Lake Forest Remembers Former Resident Robin Williams

“We're proud that he was in Lake Forest for a while,” said resident Barbara Nagle

At Gerhard's bakery in downtown Lake Forest, there's one former resident on everyone's mind -- Robin Williams.

“We were all just talking in the shop that we're kinda sad,” said owner Mary Greub. “Everybody's connected to him.”

People in town say long before Williams was an Oscar winning actor, comedian, or Mork from Ork, he was just a kid in the neighborhood who used to come to the business when it was a pastry shop in the '50s.

Greub says she had a second missed connection with him years later when she worked with a friend of Williams.

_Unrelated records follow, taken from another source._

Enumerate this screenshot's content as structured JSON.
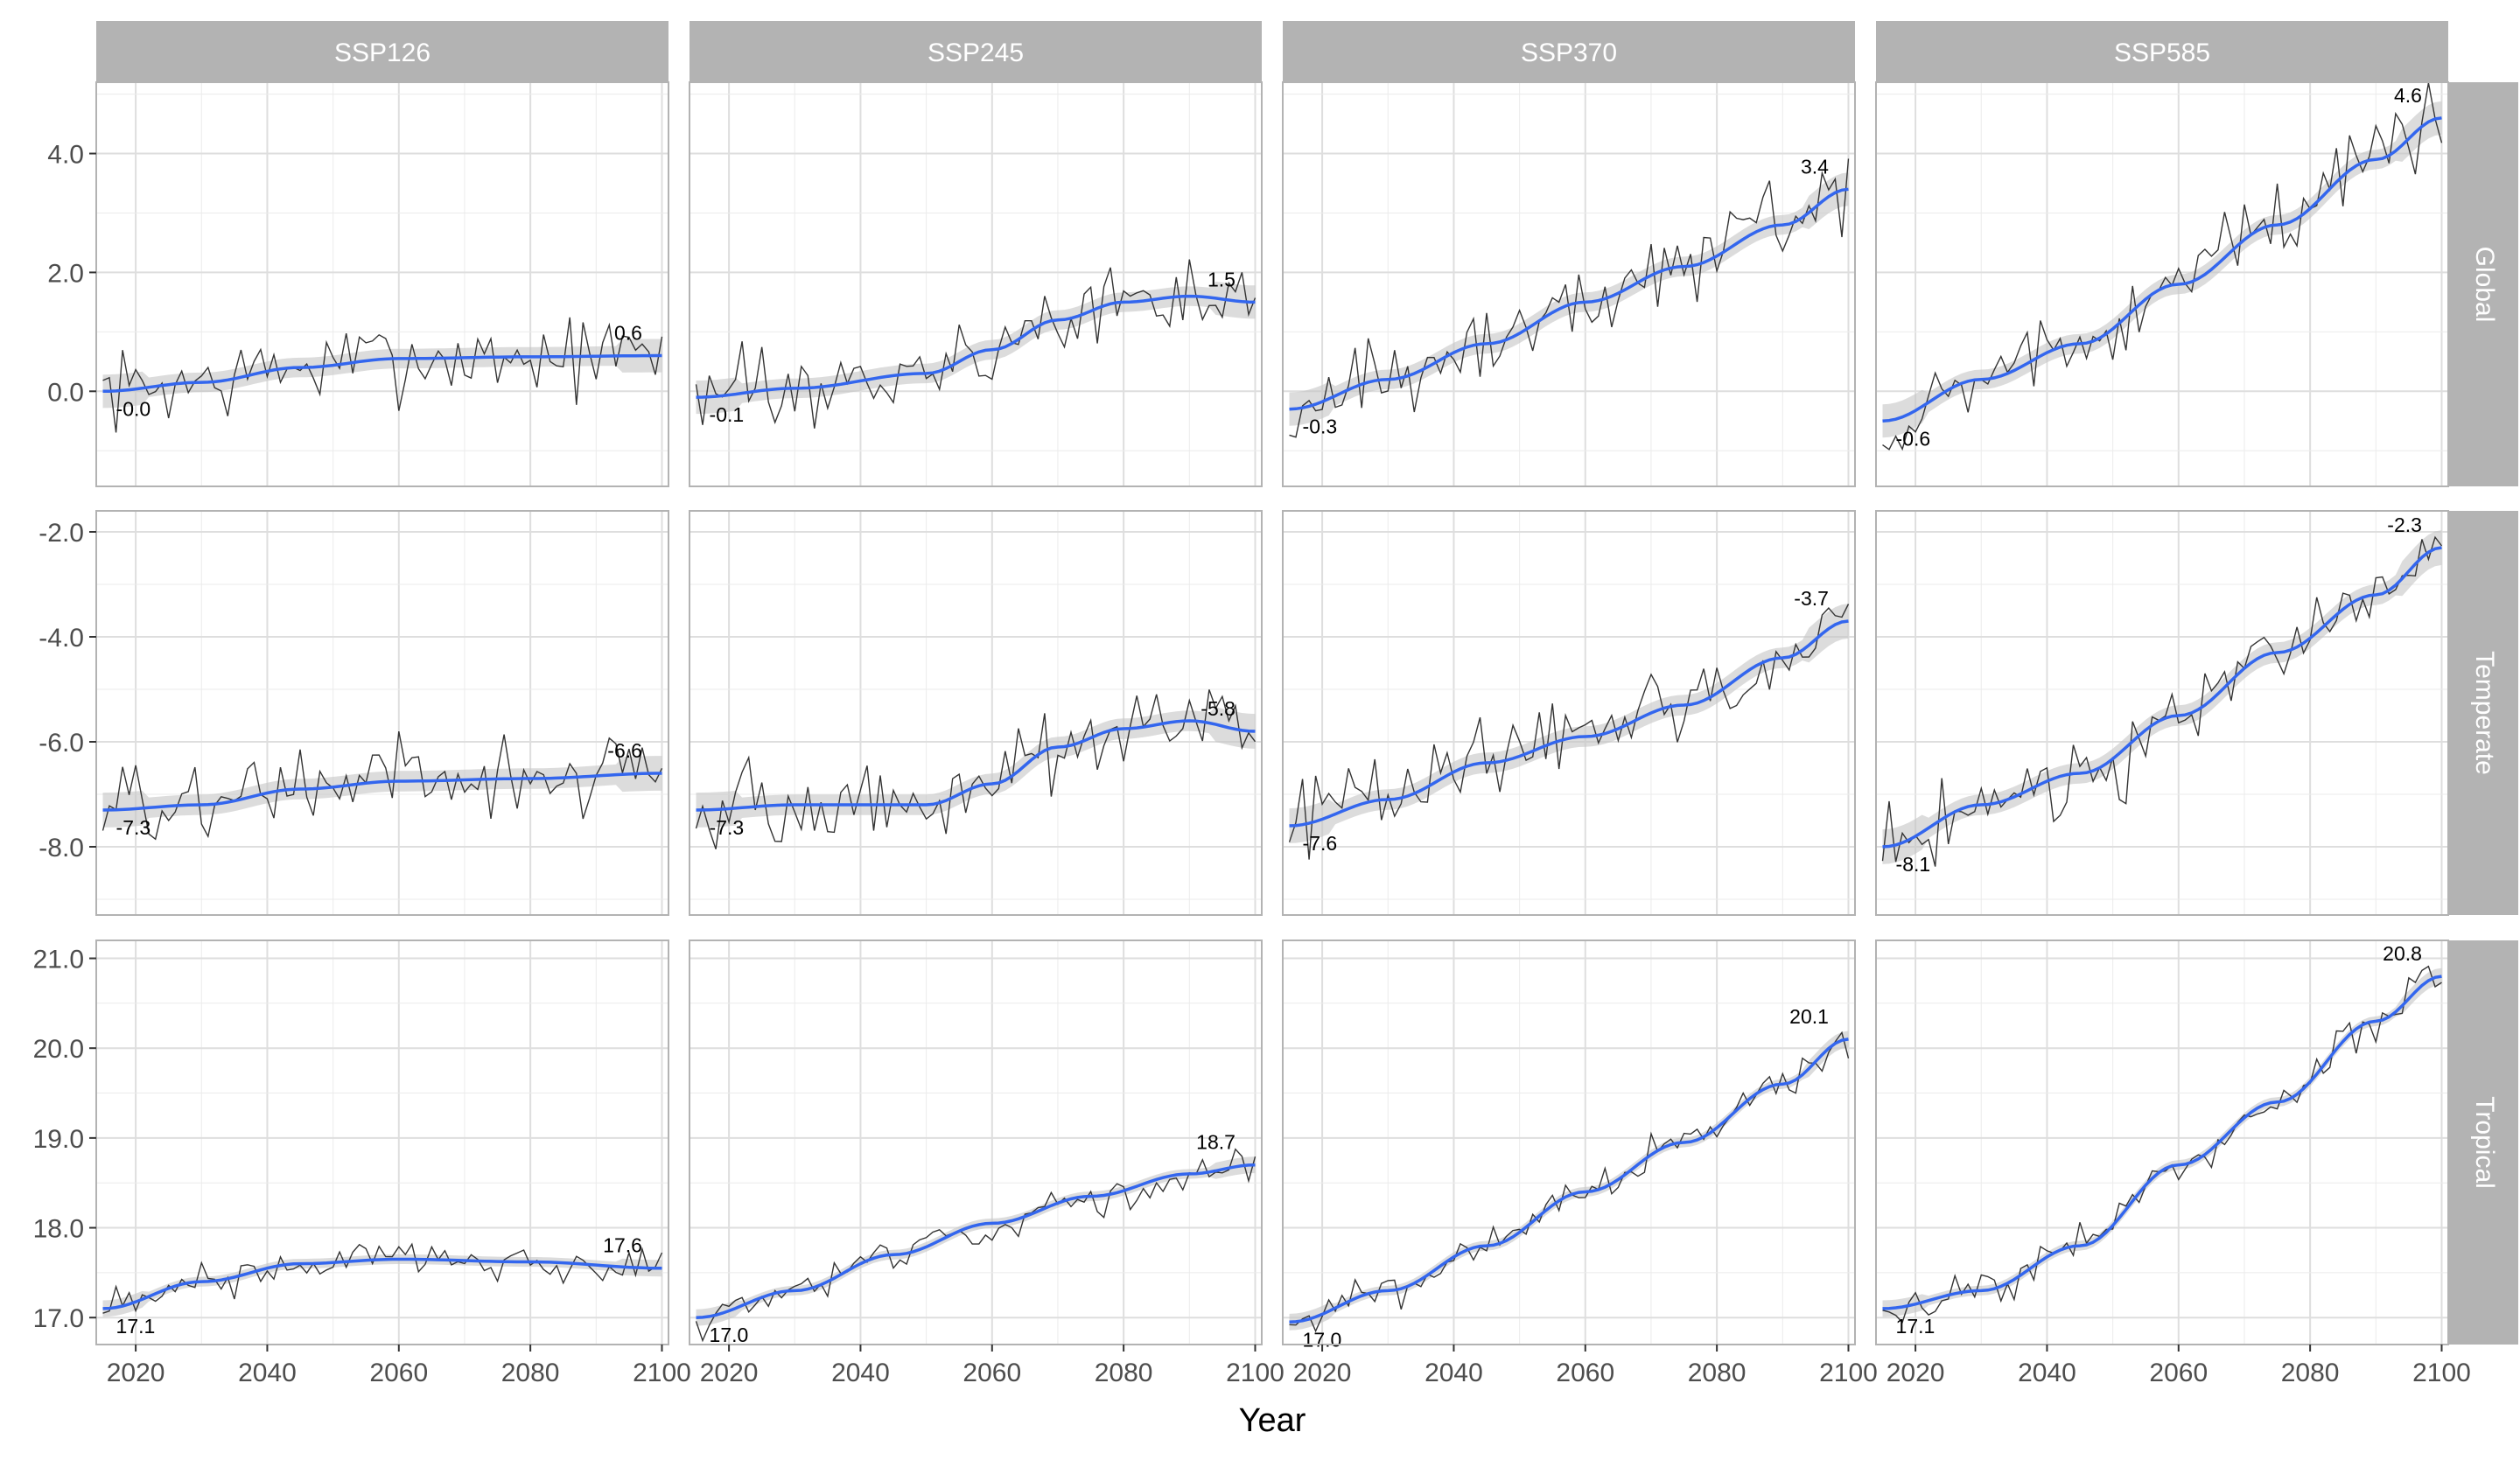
{
  "chart_data": {
    "type": "line",
    "xlabel": "Year",
    "ylabel": "",
    "x_range": [
      2014,
      2101
    ],
    "x_ticks": [
      2020,
      2040,
      2060,
      2080,
      2100
    ],
    "columns": [
      "SSP126",
      "SSP245",
      "SSP370",
      "SSP585"
    ],
    "rows": [
      {
        "name": "Global",
        "ylim": [
          -1.6,
          5.2
        ],
        "y_ticks": [
          0.0,
          2.0,
          4.0
        ],
        "y_tick_labels": [
          "0.0",
          "2.0",
          "4.0"
        ],
        "amplitude": 0.55
      },
      {
        "name": "Temperate",
        "ylim": [
          -9.3,
          -1.6
        ],
        "y_ticks": [
          -8.0,
          -6.0,
          -4.0,
          -2.0
        ],
        "y_tick_labels": [
          "-8.0",
          "-6.0",
          "-4.0",
          "-2.0"
        ],
        "amplitude": 0.65
      },
      {
        "name": "Tropical",
        "ylim": [
          16.7,
          21.2
        ],
        "y_ticks": [
          17.0,
          18.0,
          19.0,
          20.0,
          21.0
        ],
        "y_tick_labels": [
          "17.0",
          "18.0",
          "19.0",
          "20.0",
          "21.0"
        ],
        "amplitude": 0.18
      }
    ],
    "panels": [
      {
        "row": "Global",
        "column": "SSP126",
        "start_label": "-0.0",
        "end_label": "0.6",
        "trend": [
          {
            "x": 2015,
            "y": 0.0
          },
          {
            "x": 2030,
            "y": 0.15
          },
          {
            "x": 2045,
            "y": 0.4
          },
          {
            "x": 2060,
            "y": 0.55
          },
          {
            "x": 2080,
            "y": 0.58
          },
          {
            "x": 2100,
            "y": 0.6
          }
        ]
      },
      {
        "row": "Global",
        "column": "SSP245",
        "start_label": "-0.1",
        "end_label": "1.5",
        "trend": [
          {
            "x": 2015,
            "y": -0.1
          },
          {
            "x": 2030,
            "y": 0.05
          },
          {
            "x": 2050,
            "y": 0.3
          },
          {
            "x": 2060,
            "y": 0.7
          },
          {
            "x": 2070,
            "y": 1.2
          },
          {
            "x": 2080,
            "y": 1.5
          },
          {
            "x": 2090,
            "y": 1.6
          },
          {
            "x": 2100,
            "y": 1.5
          }
        ]
      },
      {
        "row": "Global",
        "column": "SSP370",
        "start_label": "-0.3",
        "end_label": "3.4",
        "trend": [
          {
            "x": 2015,
            "y": -0.3
          },
          {
            "x": 2030,
            "y": 0.2
          },
          {
            "x": 2045,
            "y": 0.8
          },
          {
            "x": 2060,
            "y": 1.5
          },
          {
            "x": 2075,
            "y": 2.1
          },
          {
            "x": 2090,
            "y": 2.8
          },
          {
            "x": 2100,
            "y": 3.4
          }
        ]
      },
      {
        "row": "Global",
        "column": "SSP585",
        "start_label": "-0.6",
        "end_label": "4.6",
        "trend": [
          {
            "x": 2015,
            "y": -0.5
          },
          {
            "x": 2030,
            "y": 0.2
          },
          {
            "x": 2045,
            "y": 0.8
          },
          {
            "x": 2060,
            "y": 1.8
          },
          {
            "x": 2075,
            "y": 2.8
          },
          {
            "x": 2090,
            "y": 3.9
          },
          {
            "x": 2100,
            "y": 4.6
          }
        ]
      },
      {
        "row": "Temperate",
        "column": "SSP126",
        "start_label": "-7.3",
        "end_label": "-6.6",
        "trend": [
          {
            "x": 2015,
            "y": -7.3
          },
          {
            "x": 2030,
            "y": -7.2
          },
          {
            "x": 2045,
            "y": -6.9
          },
          {
            "x": 2060,
            "y": -6.75
          },
          {
            "x": 2080,
            "y": -6.7
          },
          {
            "x": 2100,
            "y": -6.6
          }
        ]
      },
      {
        "row": "Temperate",
        "column": "SSP245",
        "start_label": "-7.3",
        "end_label": "-5.8",
        "trend": [
          {
            "x": 2015,
            "y": -7.3
          },
          {
            "x": 2030,
            "y": -7.2
          },
          {
            "x": 2050,
            "y": -7.2
          },
          {
            "x": 2060,
            "y": -6.8
          },
          {
            "x": 2070,
            "y": -6.1
          },
          {
            "x": 2080,
            "y": -5.75
          },
          {
            "x": 2090,
            "y": -5.6
          },
          {
            "x": 2100,
            "y": -5.8
          }
        ]
      },
      {
        "row": "Temperate",
        "column": "SSP370",
        "start_label": "-7.6",
        "end_label": "-3.7",
        "trend": [
          {
            "x": 2015,
            "y": -7.6
          },
          {
            "x": 2030,
            "y": -7.1
          },
          {
            "x": 2045,
            "y": -6.4
          },
          {
            "x": 2060,
            "y": -5.9
          },
          {
            "x": 2075,
            "y": -5.3
          },
          {
            "x": 2090,
            "y": -4.4
          },
          {
            "x": 2100,
            "y": -3.7
          }
        ]
      },
      {
        "row": "Temperate",
        "column": "SSP585",
        "start_label": "-8.1",
        "end_label": "-2.3",
        "trend": [
          {
            "x": 2015,
            "y": -8.0
          },
          {
            "x": 2030,
            "y": -7.2
          },
          {
            "x": 2045,
            "y": -6.6
          },
          {
            "x": 2060,
            "y": -5.5
          },
          {
            "x": 2075,
            "y": -4.3
          },
          {
            "x": 2090,
            "y": -3.2
          },
          {
            "x": 2100,
            "y": -2.3
          }
        ]
      },
      {
        "row": "Tropical",
        "column": "SSP126",
        "start_label": "17.1",
        "end_label": "17.6",
        "trend": [
          {
            "x": 2015,
            "y": 17.1
          },
          {
            "x": 2030,
            "y": 17.4
          },
          {
            "x": 2045,
            "y": 17.6
          },
          {
            "x": 2060,
            "y": 17.65
          },
          {
            "x": 2080,
            "y": 17.62
          },
          {
            "x": 2100,
            "y": 17.55
          }
        ]
      },
      {
        "row": "Tropical",
        "column": "SSP245",
        "start_label": "17.0",
        "end_label": "18.7",
        "trend": [
          {
            "x": 2015,
            "y": 17.0
          },
          {
            "x": 2030,
            "y": 17.3
          },
          {
            "x": 2045,
            "y": 17.7
          },
          {
            "x": 2060,
            "y": 18.05
          },
          {
            "x": 2075,
            "y": 18.35
          },
          {
            "x": 2090,
            "y": 18.6
          },
          {
            "x": 2100,
            "y": 18.7
          }
        ]
      },
      {
        "row": "Tropical",
        "column": "SSP370",
        "start_label": "17.0",
        "end_label": "20.1",
        "trend": [
          {
            "x": 2015,
            "y": 16.95
          },
          {
            "x": 2030,
            "y": 17.3
          },
          {
            "x": 2045,
            "y": 17.8
          },
          {
            "x": 2060,
            "y": 18.4
          },
          {
            "x": 2075,
            "y": 18.95
          },
          {
            "x": 2090,
            "y": 19.6
          },
          {
            "x": 2100,
            "y": 20.1
          }
        ]
      },
      {
        "row": "Tropical",
        "column": "SSP585",
        "start_label": "17.1",
        "end_label": "20.8",
        "trend": [
          {
            "x": 2015,
            "y": 17.1
          },
          {
            "x": 2030,
            "y": 17.3
          },
          {
            "x": 2045,
            "y": 17.8
          },
          {
            "x": 2060,
            "y": 18.7
          },
          {
            "x": 2075,
            "y": 19.4
          },
          {
            "x": 2090,
            "y": 20.3
          },
          {
            "x": 2100,
            "y": 20.8
          }
        ]
      }
    ],
    "colors": {
      "strip": "#b3b3b3",
      "panel_border": "#b3b3b3",
      "grid": "#ebebeb",
      "raw_line": "#333333",
      "smooth_line": "#3366ee",
      "ribbon": "#c4c4c4",
      "tick_text": "#4d4d4d"
    },
    "grid": true
  }
}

“He said ‘Mary, grab a girlfriend and let's go out the four of us,’” Greub said. “’[Williams] is married, but let's just go out and have fun.’ And I didn't find a girlfriend to go out with and never went with him.

Jess Strong grew up next door to Williams on Washington Road in Lake Forest and described him as "very quiet" and "painfully shy."

"He was all about playing soldiers. He had it all set up in his house and then we'd go act it out in the ravine because there was a ravine that ran along the lake right there," Strong said.

The two attended class together at what was then the Gorton School and is now a community center with a strong focus on theater.

A class photo and other memorabilia remain inside the building to celebrate Williams' accomplishments.

"I do imagine that when he was a student here he probably tested his teachers a little bit if his adult life is any indication," said Branda Dick, the executive director of the the Gorton Center.

But more than anything, Williams was remembered as a polite child who always dressed to impress.

"He was one of those kids that when he went home your parents would say, 'I wish you would be more like Robin,'" Strong said.

Williams later went to Deer Path Middle School before moving to Detroit.

“We're proud that he was in Lake Forest for a while,” said resident Barbara Nagle. “He was a beautiful soul, a brilliant mind and he could make us double over with laughter when we were sad,” Nagle said.